On that basis, sounds like you would be better off working for wages for someone else, saving the grief of finding work, carrying stock, insurance, chasing payment for work completed, eating the bill for the work done for(hopefully odd) beggar that stiffs you and doesn't pay, not having to deal with IRD, and risking your house if it all goes horribly pear shaped.

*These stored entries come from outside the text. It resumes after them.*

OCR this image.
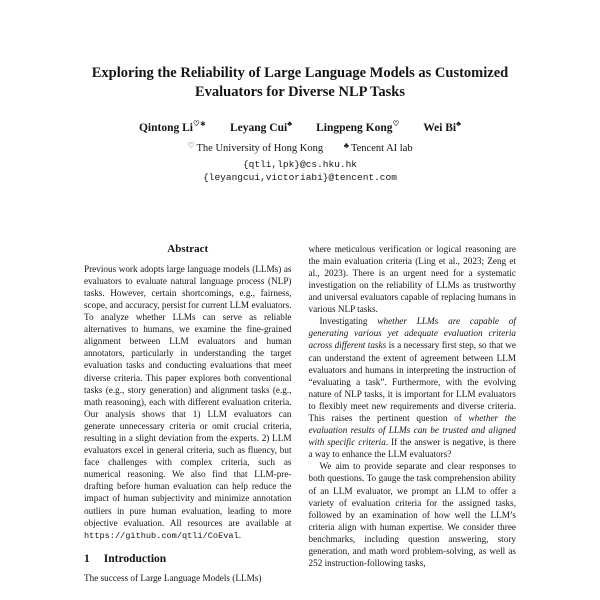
Exploring the Reliability of Large Language Models as Customized Evaluators for Diverse NLP Tasks
Qintong Li♡∗ Leyang Cui♣ Lingpeng Kong♡ Wei Bi♣
♡ The University of Hong Kong	♣ Tencent AI lab
{qtli,lpk}@cs.hku.hk
{leyangcui,victoriabi}@tencent.com
Abstract

Previous work adopts large language models (LLMs) as evaluators to evaluate natural language process (NLP) tasks. However, certain shortcomings, e.g., fairness, scope, and accuracy, persist for current LLM evaluators. To analyze whether LLMs can serve as reliable alternatives to humans, we examine the fine-grained alignment between LLM evaluators and human annotators, particularly in understanding the target evaluation tasks and conducting evaluations that meet diverse criteria. This paper explores both conventional tasks (e.g., story generation) and alignment tasks (e.g., math reasoning), each with different evaluation criteria. Our analysis shows that 1) LLM evaluators can generate unnecessary criteria or omit crucial criteria, resulting in a slight deviation from the experts. 2) LLM evaluators excel in general criteria, such as fluency, but face challenges with complex criteria, such as numerical reasoning. We also find that LLM-pre-drafting before human evaluation can help reduce the impact of human subjectivity and minimize annotation outliers in pure human evaluation, leading to more objective evaluation. All resources are available at https://github.com/qtli/CoEval.

1 Introduction

The success of Large Language Models (LLMs)

where meticulous verification or logical reasoning are the main evaluation criteria (Ling et al., 2023; Zeng et al., 2023). There is an urgent need for a systematic investigation on the reliability of LLMs as trustworthy and universal evaluators capable of replacing humans in various NLP tasks.

Investigating whether LLMs are capable of generating various yet adequate evaluation criteria across different tasks is a necessary first step, so that we can understand the extent of agreement between LLM evaluators and humans in interpreting the instruction of “evaluating a task”. Furthermore, with the evolving nature of NLP tasks, it is important for LLM evaluators to flexibly meet new requirements and diverse criteria. This raises the pertinent question of whether the evaluation results of LLMs can be trusted and aligned with specific criteria. If the answer is negative, is there a way to enhance the LLM evaluators?

We aim to provide separate and clear responses to both questions. To gauge the task comprehension ability of an LLM evaluator, we prompt an LLM to offer a variety of evaluation criteria for the assigned tasks, followed by an examination of how well the LLM’s criteria align with human expertise. We consider three benchmarks, including question answering, story generation, and math word problem-solving, as well as 252 instruction-following tasks,
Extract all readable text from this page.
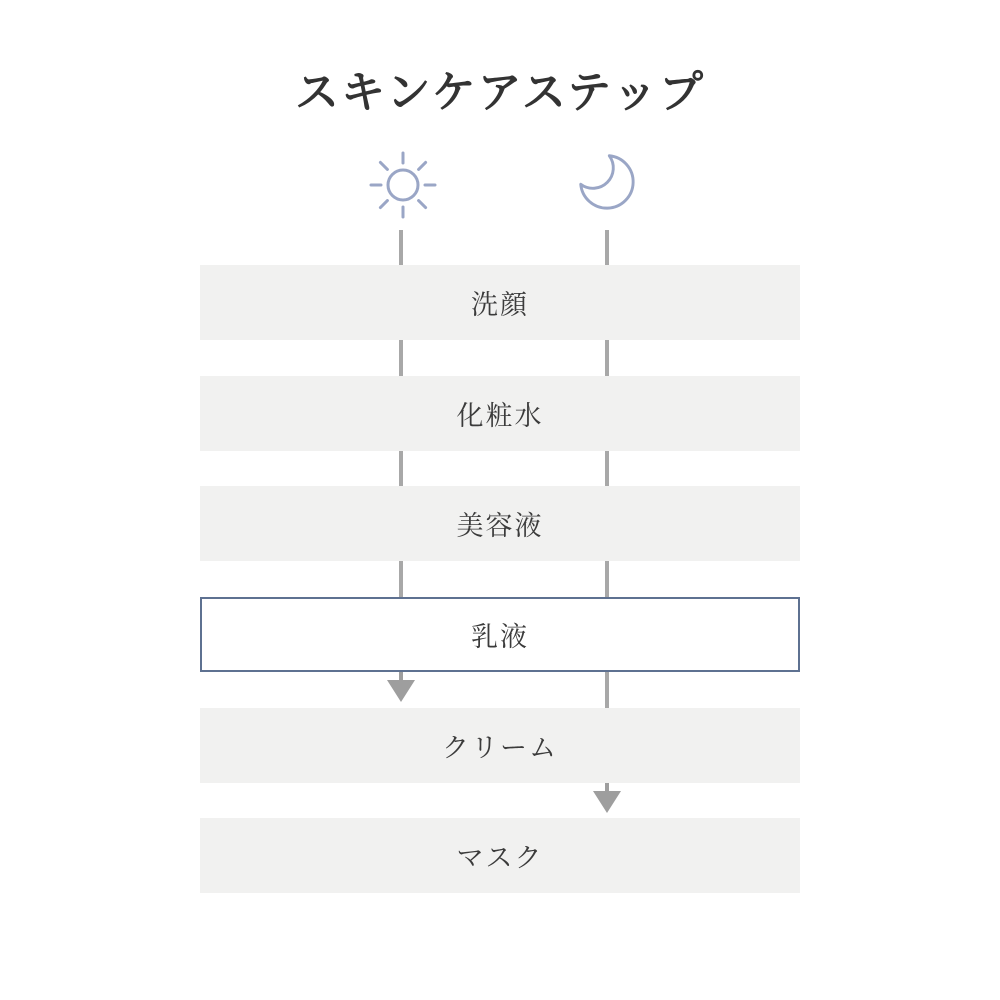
スキンケアステップ
洗顔
化粧水
美容液
乳液
クリーム
マスク
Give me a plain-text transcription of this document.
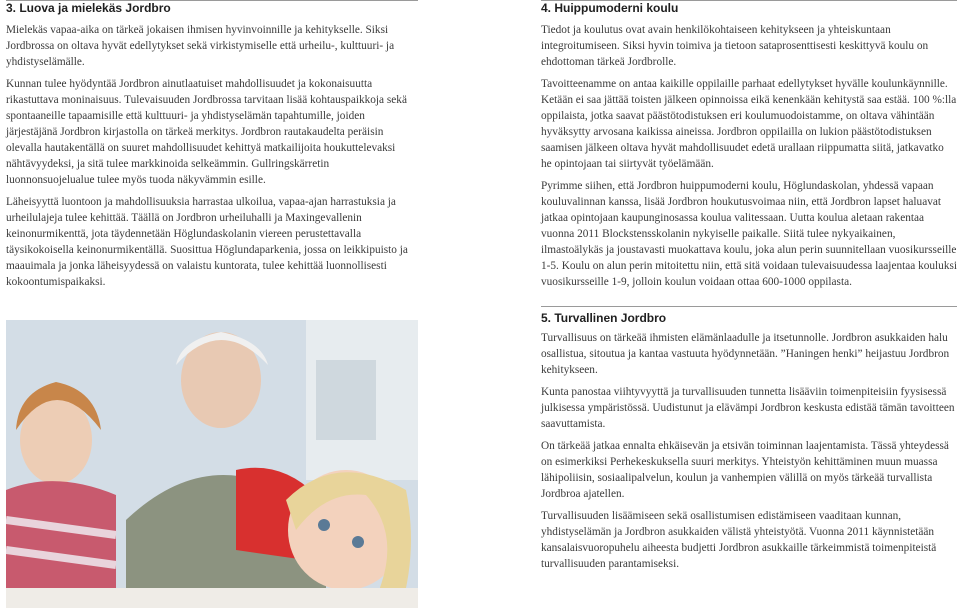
3. Luova ja mielekäs Jordbro

Mielekäs vapaa-aika on tärkeä jokaisen ihmisen hyvinvoinnille ja kehitykselle. Siksi Jordbrossa on oltava hyvät edellytykset sekä virkistymiselle että urheilu-, kulttuuri- ja yhdistyselämälle.

Kunnan tulee hyödyntää Jordbron ainutlaatuiset mahdollisuudet ja kokonaisuutta rikastuttava moninaisuus. Tulevaisuuden Jordbrossa tarvitaan lisää kohtauspaikkoja sekä spontaaneille tapaamisille että kulttuuri- ja yhdistyselämän tapahtumille, joiden järjestäjänä Jordbron kirjastolla on tärkeä merkitys. Jordbron rautakaudelta peräisin olevalla hautakentällä on suuret mahdollisuudet kehittyä matkailijoita houkuttelevaksi nähtävyydeksi, ja sitä tulee markkinoida selkeämmin. Gullringskärretin luonnonsuojelualue tulee myös tuoda näkyvämmin esille.

Läheisyyttä luontoon ja mahdollisuuksia harrastaa ulkoilua, vapaa-ajan harrastuksia ja urheilulajeja tulee kehittää. Täällä on Jordbron urheiluhalli ja Maxingevallenin keinonurmikenttä, jota täydennetään Höglundaskolanin viereen perustettavalla täysikokoisella keinonurmikentällä. Suosittua Höglundaparkenia, jossa on leikkipuisto ja maauimala ja jonka läheisyydessä on valaistu kuntorata, tulee kehittää luonnollisesti kokoontumispaikaksi.

4. Huippumoderni koulu

Tiedot ja koulutus ovat avain henkilökohtaiseen kehitykseen ja yhteiskuntaan integroitumiseen. Siksi hyvin toimiva ja tietoon sataprosenttisesti keskittyvä koulu on ehdottoman tärkeä Jordbrolle.

Tavoitteenamme on antaa kaikille oppilaille parhaat edellytykset hyvälle koulunkäynnille. Ketään ei saa jättää toisten jälkeen opinnoissa eikä kenenkään kehitystä saa estää. 100 %:lla oppilaista, jotka saavat päästötodistuksen eri koulumuodoistamme, on oltava vähintään hyväksytty arvosana kaikissa aineissa. Jordbron oppilailla on lukion päästötodistuksen saamisen jälkeen oltava hyvät mahdollisuudet edetä urallaan riippumatta siitä, jatkavatko he opintojaan tai siirtyvät työelämään.

Pyrimme siihen, että Jordbron huippumoderni koulu, Höglundaskolan, yhdessä vapaan kouluvalinnan kanssa, lisää Jordbron houkutusvoimaa niin, että Jordbron lapset haluavat jatkaa opintojaan kaupunginosassa koulua valitessaan. Uutta koulua aletaan rakentaa vuonna 2011 Blockstensskolanin nykyiselle paikalle. Siitä tulee nykyaikainen, ilmastoälykäs ja joustavasti muokattava koulu, joka alun perin suunnitellaan vuosikursseille 1-5. Koulu on alun perin mitoitettu niin, että sitä voidaan tulevaisuudessa laajentaa kouluksi vuosikursseille 1-9, jolloin koulun voidaan ottaa 600-1000 oppilasta.

5. Turvallinen Jordbro

Turvallisuus on tärkeää ihmisten elämänlaadulle ja itsetunnolle. Jordbron asukkaiden halu osallistua, sitoutua ja kantaa vastuuta hyödynnetään. ”Haningen henki” heijastuu Jordbron kehitykseen.

Kunta panostaa viihtyvyyttä ja turvallisuuden tunnetta lisääviin toimenpiteisiin fyysisessä julkisessa ympäristössä. Uudistunut ja elävämpi Jordbron keskusta edistää tämän tavoitteen saavuttamista.

On tärkeää jatkaa ennalta ehkäisevän ja etsivän toiminnan laajentamista. Tässä yhteydessä on esimerkiksi Perhekeskuksella suuri merkitys. Yhteistyön kehittäminen muun muassa lähipoliisin, sosiaalipalvelun, koulun ja vanhempien välillä on myös tärkeää turvallista Jordbroa ajatellen.

Turvallisuuden lisäämiseen sekä osallistumisen edistämiseen vaaditaan kunnan, yhdistyselämän ja Jordbron asukkaiden välistä yhteistyötä. Vuonna 2011 käynnistetään kansalaisvuoropuhelu aiheesta budjetti Jordbron asukkaille tärkeimmistä toimenpiteistä turvallisuuden parantamiseksi.
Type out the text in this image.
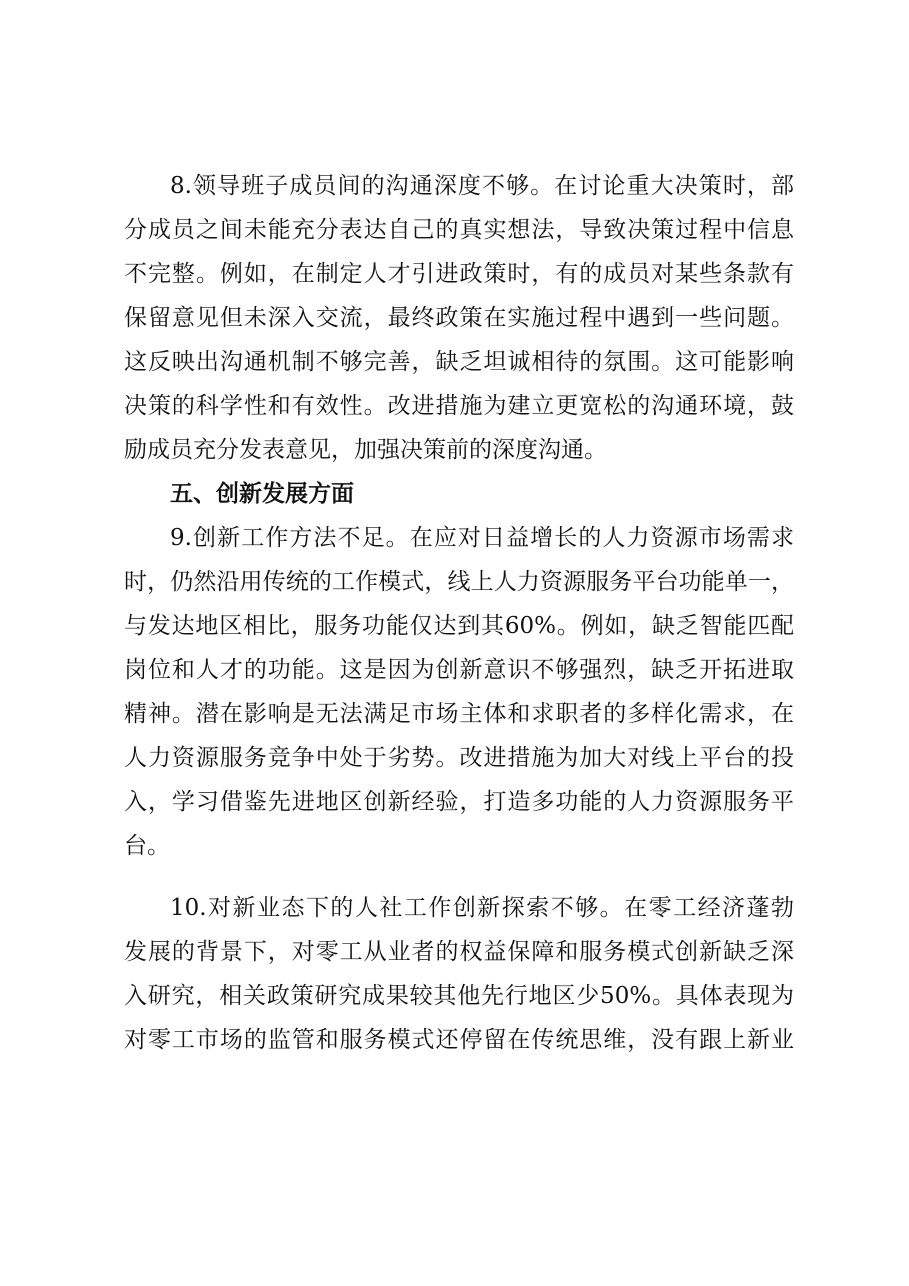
8.领导班子成员间的沟通深度不够。在讨论重大决策时，部
分成员之间未能充分表达自己的真实想法，导致决策过程中信息
不完整。例如，在制定人才引进政策时，有的成员对某些条款有
保留意见但未深入交流，最终政策在实施过程中遇到一些问题。
这反映出沟通机制不够完善，缺乏坦诚相待的氛围。这可能影响
决策的科学性和有效性。改进措施为建立更宽松的沟通环境，鼓
励成员充分发表意见，加强决策前的深度沟通。
五、创新发展方面
9.创新工作方法不足。在应对日益增长的人力资源市场需求
时，仍然沿用传统的工作模式，线上人力资源服务平台功能单一，
与发达地区相比，服务功能仅达到其60%。例如，缺乏智能匹配
岗位和人才的功能。这是因为创新意识不够强烈，缺乏开拓进取
精神。潜在影响是无法满足市场主体和求职者的多样化需求，在
人力资源服务竞争中处于劣势。改进措施为加大对线上平台的投
入，学习借鉴先进地区创新经验，打造多功能的人力资源服务平
台。
10.对新业态下的人社工作创新探索不够。在零工经济蓬勃
发展的背景下，对零工从业者的权益保障和服务模式创新缺乏深
入研究，相关政策研究成果较其他先行地区少50%。具体表现为
对零工市场的监管和服务模式还停留在传统思维，没有跟上新业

Not to mention, four weeks paid leave, plus sick leave, plus maternity leave

Nov 10 2019 09:20

Totally steveH, thats why most stay as wage earners.
Only problem is that there is a ceiling for earnings.
As a business owner you have the possibility of growth and earning great money off the tools managing staff/selling/maintaing relationships. added bonus of having a profitable business to sell come retirement time (all going to plan)
Risk v. Reward i guess, i choose risk (i dont want to be tying cable to catwire when im 60)

Nov 10 2019 12:23

If you want to move to Christchurch Dibby, have I got a business for you :) Plenty of growth potential, only employing me, my wife and son at present. Very low cost of sales, almost zero bad debtors and based on repeat work from customers, some of whom go back 10 years.

Nov 13 2019 11:14

I think SymonS is right that you first need to work out how much it will cost to run your business, how much money you want to make, and how many hours you want to work. That determines your first cut at what your rate will be.

You then need an idea of market rates to determine whether you'll realistically get at least the amount of work you want, and perhaps adjust how you market your services to get the amount of work you want. That may lead to a change in both how much you charge and how many hours you work, which in turn may or may not lead to deciding running your own business is not for you.

Nov 13 2019 12:04

And on the plumbers vs electricians question, it's different strokes for different folks, but plumbing is quite literally a shit job - it's not just water that flows in the pipes. It still involves crawling around in roof spaces, under floors, and in awkward unsanitary spaces, so I'd be happy to admit plumbing is not for me.